В первую очередь, ответ на проблему поиска новых поставок, реакция на сигналы, вызванные ростом цен, стимулировала дальнейшее развитие технологий. Карл Маркс, комментируя катастрофы 1840-х годов и их политические последствия, когда Европа, казалось бы, стабилизировалась и были созданы новые государства, очень ясно увидел этот момент. Крупномасштабные технические изменения, связанные с заменой стационарного оборудования на более совершенные машины, «в основном происходили в результате катастроф или кризисов». Это принуждение почти всегда было связано не с изобретением совершенно новых технологий, а с применением и развитием существующих методов. Паровая машина и ее применение в транспорте были хорошо известны к 1840-м годам, контейнеровоз и компьютер - к 1970-м, а нанотехнологии, мРНК-вакцины и применение искусственного интеллекта - к 2020 году. Однако внезапно эти технологии стали гораздо более актуальными, и их преобразующий потенциал может быть реализован. Кризис порождает новое мышление о том, как мир и человеческие технологии сочетаются друг с другом; и некоторые старые способы мышления (например, о денежной стабильности и о том, как ее можно легко достичь) выглядят устаревшими. Но видение нового часто бывает болезненным.

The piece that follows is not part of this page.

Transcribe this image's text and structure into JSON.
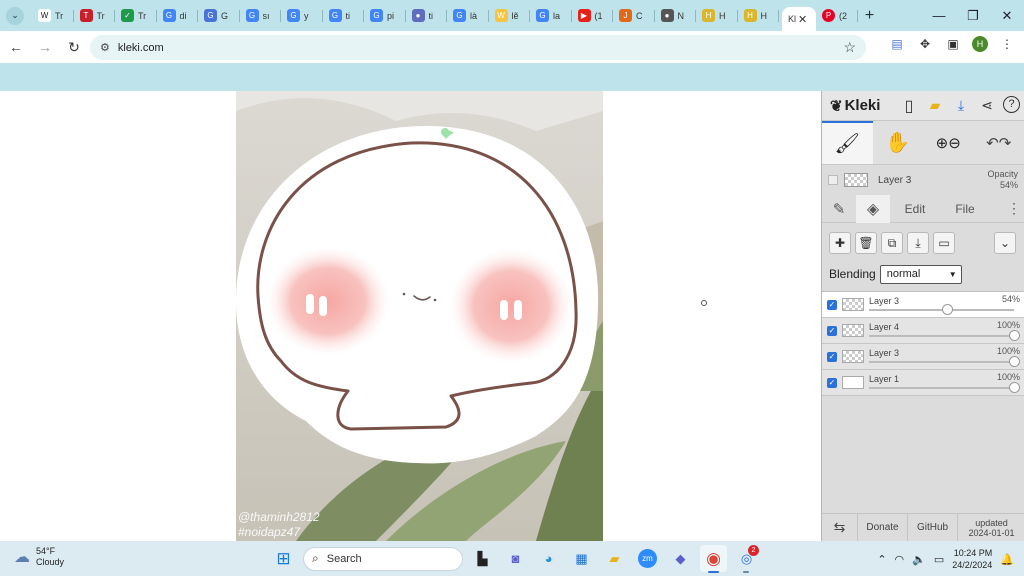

Дефицит порождает рост цен; по своей сути он не порождает инфляцию. Но правительства, столкнувшись с дефицитом, первоначально рассматривают инфляцию как способ поглотить шок от нового, помочь защитить сиюминутно проигравших в процессе перемен или даже стимулировать рост производства и производительности, чтобы преодолеть узкие места в предложении. Предположения, на которых основывается ответная политика, могут привести к тому, что механизм компенсации глубоко укоренится и вызовет высокую инфляцию, как в 1970-х годах, или даже гиперинфляцию, как после Первой мировой войны. Общее повышение цен помогает замаскировать трещины и уменьшить непосредственную возможность финансового кризиса. Позже приходит понимание того, что структурный перелом требует корректировки относительных цен; и, возможно, это тоже проще, когда все цены растут.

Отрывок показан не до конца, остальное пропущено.